A small change has been made to MetaMap's display of numerical output in
- Fielded MMI Output (-N),
- Machine Output (-q), and
- XML Output (-% format and -% format1).
Specifically, the third field MMI Fielded Output is now a float, e.g.,
00000000|MM|14.64|Myocardial Infarction|C0027051|[dsyn]|["Heart attack"-tx-1-"heart attack"]|TX|0:12
instead of an integer, e.g.,
00000000|MM|15|Myocardial Infarction|C0027051|[dsyn]|["Heart attack"-tx-1-"heart attack"]|TX|0:12
In addition, floats appearing in Machine Output and XML will now be displayed in fixed-point notation (e.g., 0.00) rather than exponential notation (e.g., 0.00E+00). This change should cause no problems for downsteam-processing applications.
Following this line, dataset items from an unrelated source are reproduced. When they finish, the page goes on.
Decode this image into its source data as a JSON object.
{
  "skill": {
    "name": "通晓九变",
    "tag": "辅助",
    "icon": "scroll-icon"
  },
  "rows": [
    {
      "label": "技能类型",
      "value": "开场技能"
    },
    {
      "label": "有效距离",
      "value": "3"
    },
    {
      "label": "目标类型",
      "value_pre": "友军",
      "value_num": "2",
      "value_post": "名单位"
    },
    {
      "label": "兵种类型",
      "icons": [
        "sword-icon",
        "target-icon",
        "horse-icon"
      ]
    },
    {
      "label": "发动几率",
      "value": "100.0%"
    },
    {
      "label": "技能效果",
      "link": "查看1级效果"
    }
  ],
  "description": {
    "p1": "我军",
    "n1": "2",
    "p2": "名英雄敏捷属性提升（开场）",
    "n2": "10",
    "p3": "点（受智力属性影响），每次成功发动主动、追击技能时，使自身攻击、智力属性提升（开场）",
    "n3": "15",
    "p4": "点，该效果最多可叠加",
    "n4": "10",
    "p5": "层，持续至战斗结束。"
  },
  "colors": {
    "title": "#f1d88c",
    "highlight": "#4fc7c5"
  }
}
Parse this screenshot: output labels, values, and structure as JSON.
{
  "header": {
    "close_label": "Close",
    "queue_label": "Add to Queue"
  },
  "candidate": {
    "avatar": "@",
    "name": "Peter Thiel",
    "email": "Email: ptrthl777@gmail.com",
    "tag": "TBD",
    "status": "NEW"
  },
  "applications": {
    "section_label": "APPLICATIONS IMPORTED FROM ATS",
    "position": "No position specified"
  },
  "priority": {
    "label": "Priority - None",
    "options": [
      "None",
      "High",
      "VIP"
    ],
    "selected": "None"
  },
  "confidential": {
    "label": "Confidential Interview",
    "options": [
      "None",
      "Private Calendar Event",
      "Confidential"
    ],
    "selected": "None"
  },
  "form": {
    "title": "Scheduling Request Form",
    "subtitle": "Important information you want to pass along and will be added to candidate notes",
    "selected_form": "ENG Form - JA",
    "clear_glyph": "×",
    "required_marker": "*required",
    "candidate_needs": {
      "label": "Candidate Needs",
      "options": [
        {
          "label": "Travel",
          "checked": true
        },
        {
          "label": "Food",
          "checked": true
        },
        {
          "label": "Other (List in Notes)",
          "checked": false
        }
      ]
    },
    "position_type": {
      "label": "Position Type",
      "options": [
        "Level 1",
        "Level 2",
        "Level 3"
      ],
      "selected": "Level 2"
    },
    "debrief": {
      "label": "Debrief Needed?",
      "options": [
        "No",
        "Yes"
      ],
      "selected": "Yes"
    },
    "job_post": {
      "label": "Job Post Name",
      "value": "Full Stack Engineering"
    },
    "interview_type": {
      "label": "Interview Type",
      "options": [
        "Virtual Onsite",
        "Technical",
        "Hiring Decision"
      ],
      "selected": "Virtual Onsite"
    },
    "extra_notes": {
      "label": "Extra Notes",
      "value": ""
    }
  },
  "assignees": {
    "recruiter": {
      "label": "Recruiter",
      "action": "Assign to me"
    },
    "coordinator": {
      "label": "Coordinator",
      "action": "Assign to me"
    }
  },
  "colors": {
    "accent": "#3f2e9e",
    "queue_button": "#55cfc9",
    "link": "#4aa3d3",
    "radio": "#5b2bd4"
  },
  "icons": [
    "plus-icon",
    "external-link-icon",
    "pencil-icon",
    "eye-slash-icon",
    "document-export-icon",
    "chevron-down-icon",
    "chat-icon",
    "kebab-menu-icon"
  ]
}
MetaMap 2010 includes a new output mode called silent mode, which suppresses diagnostic information. For example, assuming the file INPUT contains the text heart attack, calling metamap10 INPUT (i.e., normal, default, non-silent mode) will send the following output to the user's screen (note that this is not the output of MetaMap processing!):
<flang@indlx6> 491 : metamap10 INPUT /nfsvol/nls/bin/SKRrun.10 -L 2010 /nfsvol/nls/bin/metamap10.BINARY.Linux -Z 10 INPUT Berkeley DB databases (normal 10 strict model) are open. Static variants will come from table varsan in /nfsvol/nls3aux18/DB/DB.normal.10.strict. Derivational Variants: Adj/noun ONLY. Accessing lexicon /nfsvol/nls/specialist/SKR/src/lexicon//data/lexiconStatic2010. Variant generation mode: static. Beginning to process INPUT sending output to INPUT.out. Tagging will be done dynamically. metamap10.BINARY.SICStus.Linux (2010) Control options: mm_data_year=10 Processing 00000000.tx.1: heart attack. Established connection to Tagger Server on 126.96.36.199. Batch processing is finished. <flang@indlx6> 492 :
If, however, the --silent option is provided on the command line, the interaction will be far less verbose:
<flang@indlx6> 491 : metamap10 --silent INPUT /nfsvol/nls/bin/SKRrun.10 -L 2010 /nfsvol/nls/bin/metamap10.BINARY.Linux -Z 10 INPUT <flang@indlx6> 492 :
We have repaired a bug in the 2009AA and 2009AB datasets that caused incorrect handling of derivational variants. This was not a bug in the MetaMap application, but in the datasets: Two pairs of files (vars/varsan, and varsu/varsanu) were inadvertently reversed when we changed the semantics of some of the command-line flags, as described here. We have corrected the problem in both our full downloads and the optional dataset downloads, but MetaMap users who have downloaded any version of MetaMap that includes either the 2009AA (i.e. 09) or the 2009AB (i.e. 0910) datasets should download the updated versions, which are now available here.